SAN FRANCISCO — For four-straight days this week, MLB Network ran hour-long specials to reveal the 2018 award winners. After each winner was announced, the Baseball Writers’ Association of America released full ballots on its website. 

Nobody connected to the Giants had any reason to really pay attention to any of this. 

The Giants did not, of course, have a winner or anyone that even came particularly close. But for a second-straight year, they also did not have a single player -- or their manager -- receive a single vote for any of the four major awards. 
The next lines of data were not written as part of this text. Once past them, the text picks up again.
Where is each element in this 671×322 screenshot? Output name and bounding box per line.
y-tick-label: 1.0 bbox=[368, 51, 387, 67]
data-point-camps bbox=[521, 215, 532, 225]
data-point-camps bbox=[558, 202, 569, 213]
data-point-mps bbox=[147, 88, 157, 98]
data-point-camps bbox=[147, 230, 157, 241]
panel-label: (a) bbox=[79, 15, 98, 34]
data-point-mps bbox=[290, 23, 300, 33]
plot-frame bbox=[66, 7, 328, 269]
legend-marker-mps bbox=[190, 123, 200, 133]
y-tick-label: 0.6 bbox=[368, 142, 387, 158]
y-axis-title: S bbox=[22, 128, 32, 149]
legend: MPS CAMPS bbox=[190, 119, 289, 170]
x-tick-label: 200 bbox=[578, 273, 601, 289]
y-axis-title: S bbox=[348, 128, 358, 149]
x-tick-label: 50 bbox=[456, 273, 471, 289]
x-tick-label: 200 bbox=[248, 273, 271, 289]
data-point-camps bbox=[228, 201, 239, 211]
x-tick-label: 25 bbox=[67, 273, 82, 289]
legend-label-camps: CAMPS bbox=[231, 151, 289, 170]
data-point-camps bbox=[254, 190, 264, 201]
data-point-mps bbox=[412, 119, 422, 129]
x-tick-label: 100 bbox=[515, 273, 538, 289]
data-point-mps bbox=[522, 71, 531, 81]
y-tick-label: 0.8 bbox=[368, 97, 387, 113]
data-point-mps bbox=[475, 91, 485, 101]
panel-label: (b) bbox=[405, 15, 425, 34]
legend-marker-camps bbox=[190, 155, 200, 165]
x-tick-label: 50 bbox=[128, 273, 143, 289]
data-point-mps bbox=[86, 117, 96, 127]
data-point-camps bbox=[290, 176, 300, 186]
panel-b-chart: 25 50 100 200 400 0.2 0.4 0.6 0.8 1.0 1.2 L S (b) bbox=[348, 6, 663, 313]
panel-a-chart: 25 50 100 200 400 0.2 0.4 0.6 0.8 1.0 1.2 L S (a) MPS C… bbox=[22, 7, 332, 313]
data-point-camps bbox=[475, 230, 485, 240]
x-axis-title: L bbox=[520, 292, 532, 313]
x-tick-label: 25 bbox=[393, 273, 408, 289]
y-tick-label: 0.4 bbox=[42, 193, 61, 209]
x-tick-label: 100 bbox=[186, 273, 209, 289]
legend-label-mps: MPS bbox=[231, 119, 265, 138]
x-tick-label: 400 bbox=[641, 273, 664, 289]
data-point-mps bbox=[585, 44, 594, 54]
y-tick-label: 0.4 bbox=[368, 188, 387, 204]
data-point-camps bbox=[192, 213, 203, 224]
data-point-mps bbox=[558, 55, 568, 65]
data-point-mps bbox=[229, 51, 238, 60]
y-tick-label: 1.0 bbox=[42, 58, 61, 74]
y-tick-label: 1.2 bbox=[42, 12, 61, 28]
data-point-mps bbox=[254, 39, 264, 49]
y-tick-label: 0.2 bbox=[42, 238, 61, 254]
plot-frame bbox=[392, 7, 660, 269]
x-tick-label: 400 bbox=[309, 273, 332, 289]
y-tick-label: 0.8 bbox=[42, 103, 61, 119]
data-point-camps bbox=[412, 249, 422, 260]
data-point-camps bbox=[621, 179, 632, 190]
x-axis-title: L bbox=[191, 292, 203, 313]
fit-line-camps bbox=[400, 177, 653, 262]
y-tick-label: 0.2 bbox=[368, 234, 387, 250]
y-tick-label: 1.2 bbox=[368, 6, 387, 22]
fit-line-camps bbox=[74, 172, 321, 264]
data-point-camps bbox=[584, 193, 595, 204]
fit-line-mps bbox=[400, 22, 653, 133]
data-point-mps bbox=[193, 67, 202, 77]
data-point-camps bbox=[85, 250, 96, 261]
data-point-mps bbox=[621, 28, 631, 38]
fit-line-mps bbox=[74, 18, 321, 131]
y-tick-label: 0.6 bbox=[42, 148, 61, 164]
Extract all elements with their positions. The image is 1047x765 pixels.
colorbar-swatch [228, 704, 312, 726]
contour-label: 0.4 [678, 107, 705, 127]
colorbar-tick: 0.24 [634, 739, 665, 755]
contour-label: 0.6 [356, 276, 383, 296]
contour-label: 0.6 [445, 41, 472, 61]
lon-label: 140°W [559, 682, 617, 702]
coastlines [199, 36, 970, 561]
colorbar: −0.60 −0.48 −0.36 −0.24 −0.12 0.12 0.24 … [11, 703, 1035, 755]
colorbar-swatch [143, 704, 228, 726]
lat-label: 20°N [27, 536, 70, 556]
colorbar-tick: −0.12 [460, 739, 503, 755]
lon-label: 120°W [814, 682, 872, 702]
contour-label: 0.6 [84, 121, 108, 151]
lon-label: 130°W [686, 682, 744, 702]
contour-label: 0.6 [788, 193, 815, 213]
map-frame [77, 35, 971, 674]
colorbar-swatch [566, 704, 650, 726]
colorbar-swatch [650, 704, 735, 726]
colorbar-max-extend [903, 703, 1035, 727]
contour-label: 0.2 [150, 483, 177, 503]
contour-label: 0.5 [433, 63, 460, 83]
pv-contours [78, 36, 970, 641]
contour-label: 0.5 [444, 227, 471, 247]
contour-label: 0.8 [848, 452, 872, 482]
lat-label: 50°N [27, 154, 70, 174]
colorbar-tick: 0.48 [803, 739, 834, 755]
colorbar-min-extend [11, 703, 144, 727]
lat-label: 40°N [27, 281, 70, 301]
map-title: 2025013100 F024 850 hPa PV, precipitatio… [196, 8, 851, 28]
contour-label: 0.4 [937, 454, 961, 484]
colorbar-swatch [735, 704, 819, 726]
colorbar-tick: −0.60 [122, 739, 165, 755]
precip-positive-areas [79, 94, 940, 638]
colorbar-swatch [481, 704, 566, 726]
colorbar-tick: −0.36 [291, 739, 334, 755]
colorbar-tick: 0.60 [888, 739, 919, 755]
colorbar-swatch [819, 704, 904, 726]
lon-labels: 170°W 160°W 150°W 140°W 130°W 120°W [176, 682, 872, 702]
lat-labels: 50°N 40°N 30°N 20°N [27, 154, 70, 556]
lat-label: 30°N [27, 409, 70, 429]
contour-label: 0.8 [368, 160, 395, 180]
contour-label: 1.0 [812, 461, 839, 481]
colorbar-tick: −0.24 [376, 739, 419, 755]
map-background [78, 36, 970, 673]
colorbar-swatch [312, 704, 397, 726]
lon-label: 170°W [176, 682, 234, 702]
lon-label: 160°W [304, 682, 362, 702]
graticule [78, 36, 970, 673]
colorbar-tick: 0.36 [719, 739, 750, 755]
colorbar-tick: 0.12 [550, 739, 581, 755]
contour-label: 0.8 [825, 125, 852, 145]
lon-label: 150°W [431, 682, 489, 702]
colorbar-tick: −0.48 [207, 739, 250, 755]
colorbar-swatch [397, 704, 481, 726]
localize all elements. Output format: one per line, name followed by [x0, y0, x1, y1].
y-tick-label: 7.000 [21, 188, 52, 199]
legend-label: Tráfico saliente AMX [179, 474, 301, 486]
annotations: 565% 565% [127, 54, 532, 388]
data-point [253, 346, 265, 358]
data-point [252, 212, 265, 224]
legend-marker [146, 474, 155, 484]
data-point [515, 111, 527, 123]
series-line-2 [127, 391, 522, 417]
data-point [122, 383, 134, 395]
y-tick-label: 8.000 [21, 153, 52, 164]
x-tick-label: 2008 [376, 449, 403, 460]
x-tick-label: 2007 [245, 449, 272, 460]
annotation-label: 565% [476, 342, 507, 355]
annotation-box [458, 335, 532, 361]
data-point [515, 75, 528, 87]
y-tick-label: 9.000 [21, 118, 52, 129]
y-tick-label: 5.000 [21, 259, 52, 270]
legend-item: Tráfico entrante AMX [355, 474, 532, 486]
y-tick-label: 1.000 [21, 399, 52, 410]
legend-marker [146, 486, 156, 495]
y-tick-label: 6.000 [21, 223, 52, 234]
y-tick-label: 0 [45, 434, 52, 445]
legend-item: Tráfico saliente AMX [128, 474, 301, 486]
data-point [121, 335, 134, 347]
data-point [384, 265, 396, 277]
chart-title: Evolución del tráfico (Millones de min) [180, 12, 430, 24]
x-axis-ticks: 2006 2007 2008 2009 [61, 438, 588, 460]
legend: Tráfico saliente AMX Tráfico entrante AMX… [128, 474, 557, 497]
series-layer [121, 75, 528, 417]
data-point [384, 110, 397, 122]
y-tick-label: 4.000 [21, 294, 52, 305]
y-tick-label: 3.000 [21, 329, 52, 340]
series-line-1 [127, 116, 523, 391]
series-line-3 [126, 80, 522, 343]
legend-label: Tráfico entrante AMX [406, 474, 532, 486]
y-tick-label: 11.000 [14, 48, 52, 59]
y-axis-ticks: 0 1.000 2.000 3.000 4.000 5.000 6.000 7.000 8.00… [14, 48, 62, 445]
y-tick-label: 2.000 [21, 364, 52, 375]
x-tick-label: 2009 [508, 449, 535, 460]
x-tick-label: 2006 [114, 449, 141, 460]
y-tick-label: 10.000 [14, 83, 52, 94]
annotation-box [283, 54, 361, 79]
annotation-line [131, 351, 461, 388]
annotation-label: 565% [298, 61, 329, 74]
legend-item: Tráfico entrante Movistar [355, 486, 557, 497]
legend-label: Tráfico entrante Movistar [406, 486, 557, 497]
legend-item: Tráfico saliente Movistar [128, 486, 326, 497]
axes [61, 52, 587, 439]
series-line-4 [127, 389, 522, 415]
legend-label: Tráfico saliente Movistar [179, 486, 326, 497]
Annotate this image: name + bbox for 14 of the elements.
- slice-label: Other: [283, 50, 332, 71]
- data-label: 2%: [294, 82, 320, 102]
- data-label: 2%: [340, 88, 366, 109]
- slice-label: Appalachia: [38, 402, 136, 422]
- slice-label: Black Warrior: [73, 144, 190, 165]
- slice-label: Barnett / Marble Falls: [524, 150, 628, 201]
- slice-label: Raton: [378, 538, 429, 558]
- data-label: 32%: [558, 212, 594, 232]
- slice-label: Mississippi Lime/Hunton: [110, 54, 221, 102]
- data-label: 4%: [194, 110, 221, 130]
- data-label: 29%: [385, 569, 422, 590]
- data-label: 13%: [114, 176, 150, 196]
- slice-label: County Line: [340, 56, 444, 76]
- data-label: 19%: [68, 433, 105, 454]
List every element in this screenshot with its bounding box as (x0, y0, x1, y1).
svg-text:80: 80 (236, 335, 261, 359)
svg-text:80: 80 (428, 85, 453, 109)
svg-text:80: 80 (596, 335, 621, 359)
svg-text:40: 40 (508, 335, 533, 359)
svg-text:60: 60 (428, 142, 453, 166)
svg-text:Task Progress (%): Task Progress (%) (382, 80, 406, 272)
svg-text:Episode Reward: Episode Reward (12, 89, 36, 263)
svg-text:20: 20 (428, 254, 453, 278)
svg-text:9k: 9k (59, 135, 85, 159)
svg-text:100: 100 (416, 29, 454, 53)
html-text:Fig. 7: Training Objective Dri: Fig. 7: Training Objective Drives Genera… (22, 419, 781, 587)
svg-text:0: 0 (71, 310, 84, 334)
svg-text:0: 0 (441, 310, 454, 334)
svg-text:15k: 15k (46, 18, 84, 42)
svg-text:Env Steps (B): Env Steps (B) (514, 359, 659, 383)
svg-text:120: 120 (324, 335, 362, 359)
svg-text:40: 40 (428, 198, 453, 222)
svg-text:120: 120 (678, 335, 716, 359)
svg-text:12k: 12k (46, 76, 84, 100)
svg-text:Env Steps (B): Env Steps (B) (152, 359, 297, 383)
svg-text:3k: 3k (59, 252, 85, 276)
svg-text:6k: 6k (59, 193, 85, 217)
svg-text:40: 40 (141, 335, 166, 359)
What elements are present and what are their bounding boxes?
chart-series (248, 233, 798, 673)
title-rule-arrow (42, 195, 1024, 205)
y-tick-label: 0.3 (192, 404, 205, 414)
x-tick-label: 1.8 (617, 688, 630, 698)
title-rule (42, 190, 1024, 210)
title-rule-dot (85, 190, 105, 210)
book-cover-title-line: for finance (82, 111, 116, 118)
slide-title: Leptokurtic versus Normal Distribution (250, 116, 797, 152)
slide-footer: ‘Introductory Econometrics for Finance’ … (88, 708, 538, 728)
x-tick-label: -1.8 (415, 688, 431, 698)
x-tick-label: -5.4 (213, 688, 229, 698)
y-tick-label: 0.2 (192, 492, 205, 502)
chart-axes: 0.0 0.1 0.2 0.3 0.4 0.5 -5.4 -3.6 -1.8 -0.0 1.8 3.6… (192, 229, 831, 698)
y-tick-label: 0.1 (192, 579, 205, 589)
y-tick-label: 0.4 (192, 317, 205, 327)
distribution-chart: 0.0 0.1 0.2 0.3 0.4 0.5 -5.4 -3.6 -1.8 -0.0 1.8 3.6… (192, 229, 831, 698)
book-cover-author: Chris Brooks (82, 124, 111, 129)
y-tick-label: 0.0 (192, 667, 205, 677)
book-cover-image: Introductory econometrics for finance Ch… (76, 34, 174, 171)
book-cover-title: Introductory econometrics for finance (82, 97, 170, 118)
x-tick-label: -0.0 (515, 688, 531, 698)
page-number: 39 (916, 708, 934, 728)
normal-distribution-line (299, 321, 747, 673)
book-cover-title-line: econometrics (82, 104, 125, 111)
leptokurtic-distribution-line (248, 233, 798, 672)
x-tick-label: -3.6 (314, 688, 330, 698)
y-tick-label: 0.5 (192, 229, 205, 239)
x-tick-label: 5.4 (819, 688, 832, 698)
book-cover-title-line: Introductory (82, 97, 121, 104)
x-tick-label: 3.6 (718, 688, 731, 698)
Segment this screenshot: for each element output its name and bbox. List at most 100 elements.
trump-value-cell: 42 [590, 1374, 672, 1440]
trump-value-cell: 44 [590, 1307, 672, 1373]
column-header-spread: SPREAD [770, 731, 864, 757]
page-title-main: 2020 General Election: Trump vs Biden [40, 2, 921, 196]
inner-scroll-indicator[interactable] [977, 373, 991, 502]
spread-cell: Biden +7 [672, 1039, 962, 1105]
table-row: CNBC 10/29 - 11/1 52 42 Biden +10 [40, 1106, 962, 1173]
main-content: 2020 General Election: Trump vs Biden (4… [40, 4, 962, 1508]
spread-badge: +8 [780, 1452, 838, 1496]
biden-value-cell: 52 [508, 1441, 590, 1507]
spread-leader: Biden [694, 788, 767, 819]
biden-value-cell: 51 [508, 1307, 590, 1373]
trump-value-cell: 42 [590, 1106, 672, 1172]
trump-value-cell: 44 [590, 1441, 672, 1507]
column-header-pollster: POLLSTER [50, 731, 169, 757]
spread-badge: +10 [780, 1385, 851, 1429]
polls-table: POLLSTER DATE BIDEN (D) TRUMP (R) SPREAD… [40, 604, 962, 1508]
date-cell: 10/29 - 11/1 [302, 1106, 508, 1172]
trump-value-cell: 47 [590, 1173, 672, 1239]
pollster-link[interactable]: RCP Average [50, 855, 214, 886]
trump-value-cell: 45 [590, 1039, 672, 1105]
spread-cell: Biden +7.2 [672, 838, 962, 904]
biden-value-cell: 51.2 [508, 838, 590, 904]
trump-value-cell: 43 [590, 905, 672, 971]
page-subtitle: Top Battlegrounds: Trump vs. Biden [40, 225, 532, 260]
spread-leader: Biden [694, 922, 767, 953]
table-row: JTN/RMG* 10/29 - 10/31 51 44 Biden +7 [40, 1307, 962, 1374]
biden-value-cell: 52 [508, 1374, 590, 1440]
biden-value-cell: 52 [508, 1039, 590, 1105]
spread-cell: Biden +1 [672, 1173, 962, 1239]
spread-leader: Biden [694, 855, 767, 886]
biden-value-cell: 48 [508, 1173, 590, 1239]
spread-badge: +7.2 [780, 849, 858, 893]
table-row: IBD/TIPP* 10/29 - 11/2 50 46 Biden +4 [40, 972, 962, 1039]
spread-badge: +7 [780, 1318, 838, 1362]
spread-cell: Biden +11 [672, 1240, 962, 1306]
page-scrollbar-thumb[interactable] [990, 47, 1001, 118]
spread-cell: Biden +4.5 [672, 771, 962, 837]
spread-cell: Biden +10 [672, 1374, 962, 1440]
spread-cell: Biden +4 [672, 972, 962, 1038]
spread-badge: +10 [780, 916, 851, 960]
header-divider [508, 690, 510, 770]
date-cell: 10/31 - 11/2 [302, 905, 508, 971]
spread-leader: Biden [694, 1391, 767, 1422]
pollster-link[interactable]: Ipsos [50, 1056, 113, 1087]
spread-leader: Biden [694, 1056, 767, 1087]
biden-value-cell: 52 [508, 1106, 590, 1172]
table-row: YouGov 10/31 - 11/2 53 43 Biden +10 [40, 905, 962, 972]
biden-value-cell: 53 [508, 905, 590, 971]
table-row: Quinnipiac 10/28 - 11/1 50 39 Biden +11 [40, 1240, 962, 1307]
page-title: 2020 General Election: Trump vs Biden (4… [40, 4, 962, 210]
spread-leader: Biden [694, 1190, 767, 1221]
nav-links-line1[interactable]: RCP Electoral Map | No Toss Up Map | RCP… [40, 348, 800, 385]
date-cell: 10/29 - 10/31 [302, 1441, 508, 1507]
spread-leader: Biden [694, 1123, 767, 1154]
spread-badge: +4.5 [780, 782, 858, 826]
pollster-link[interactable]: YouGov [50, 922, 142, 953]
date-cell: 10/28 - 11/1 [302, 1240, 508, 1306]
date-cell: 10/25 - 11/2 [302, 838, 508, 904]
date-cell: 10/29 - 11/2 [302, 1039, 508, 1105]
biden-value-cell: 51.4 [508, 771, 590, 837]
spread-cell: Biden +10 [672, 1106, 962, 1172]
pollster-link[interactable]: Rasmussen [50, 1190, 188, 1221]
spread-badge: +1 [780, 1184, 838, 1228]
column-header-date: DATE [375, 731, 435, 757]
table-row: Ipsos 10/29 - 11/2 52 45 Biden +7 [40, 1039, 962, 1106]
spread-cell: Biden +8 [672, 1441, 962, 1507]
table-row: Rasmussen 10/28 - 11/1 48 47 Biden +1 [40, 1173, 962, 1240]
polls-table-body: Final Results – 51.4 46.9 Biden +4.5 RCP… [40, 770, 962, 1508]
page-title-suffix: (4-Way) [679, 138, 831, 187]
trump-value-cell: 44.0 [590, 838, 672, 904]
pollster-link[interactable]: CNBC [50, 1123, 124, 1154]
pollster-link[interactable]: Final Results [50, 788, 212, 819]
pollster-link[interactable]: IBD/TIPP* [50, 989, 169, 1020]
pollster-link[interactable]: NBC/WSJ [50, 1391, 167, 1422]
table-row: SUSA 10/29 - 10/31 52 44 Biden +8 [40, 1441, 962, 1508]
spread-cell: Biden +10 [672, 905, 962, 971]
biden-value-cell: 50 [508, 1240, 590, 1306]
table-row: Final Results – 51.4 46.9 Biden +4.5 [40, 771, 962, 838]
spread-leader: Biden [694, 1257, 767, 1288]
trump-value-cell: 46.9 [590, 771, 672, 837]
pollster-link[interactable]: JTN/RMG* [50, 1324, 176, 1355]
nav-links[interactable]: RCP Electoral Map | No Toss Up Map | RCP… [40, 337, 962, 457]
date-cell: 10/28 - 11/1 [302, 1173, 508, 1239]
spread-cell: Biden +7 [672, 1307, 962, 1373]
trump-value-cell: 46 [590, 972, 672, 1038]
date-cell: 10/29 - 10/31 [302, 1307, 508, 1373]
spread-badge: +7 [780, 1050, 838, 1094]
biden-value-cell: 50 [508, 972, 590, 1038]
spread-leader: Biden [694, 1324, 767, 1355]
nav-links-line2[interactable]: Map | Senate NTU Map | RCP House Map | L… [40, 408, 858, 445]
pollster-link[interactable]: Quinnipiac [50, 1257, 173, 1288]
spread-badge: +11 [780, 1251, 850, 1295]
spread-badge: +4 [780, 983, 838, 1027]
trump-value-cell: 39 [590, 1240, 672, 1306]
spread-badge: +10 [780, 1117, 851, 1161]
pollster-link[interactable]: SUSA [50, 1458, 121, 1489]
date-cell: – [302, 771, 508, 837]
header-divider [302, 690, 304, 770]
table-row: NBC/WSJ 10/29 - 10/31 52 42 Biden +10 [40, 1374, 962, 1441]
The MVP ballot has 10 slots and 19 different players received at least one vote, but you couldn’t make the case for a Giant to even finish 10th. There was no Cy Young candidate and Bruce Bochy was out of the Manager of the Year race in the middle of the summer. The organization’s best shot at some consideration was in the Rookie of the Year balloting, but Dereck Rodriguez fell off a bit in September, and that was enough to keep him out of consideration for the third slot on ballots. Right-hander Walker Buehler of the Dodgers received 20 of the 30 third-place votes. 

This has happened two consecutive years, and as our Ahmed Fareed pointed out, the Giants joined the Padres and Pirates as the only NL teams to not have a single MVP vote the past two seasons. It goes deeper, though. 

Last year, the Giants at least had a Gold Glove winner in Brandon Crawford. Buster Posey won the Silver Slugger Award at catcher last season, too. But in 2018, the Giants were shut out of those announcements as well.

Crawford failed to win a Gold Glove for the first time since 2014. Posey was shut down in August, ending any shot at awards. Madison Bumgarner is normally a threat for the Silver Slugger (which he's won twice), but he batted just .159. 

The end result was that the Giants did not receive a single vote for any of the four major awards and also did not pick up a Gold Glove or Silver Slugger. There will be no pregame ceremonies of any kind next April, and that’s rare. 

You have to go all the way back to 2007 to find a Giants team that didn’t get any recognition at all during awards season. Hunter Pence finished third in the Rookie of the Year balloting that year -- for the Astros, who were still in the National League. 

So, yeah, it’s been a long time since this has happened.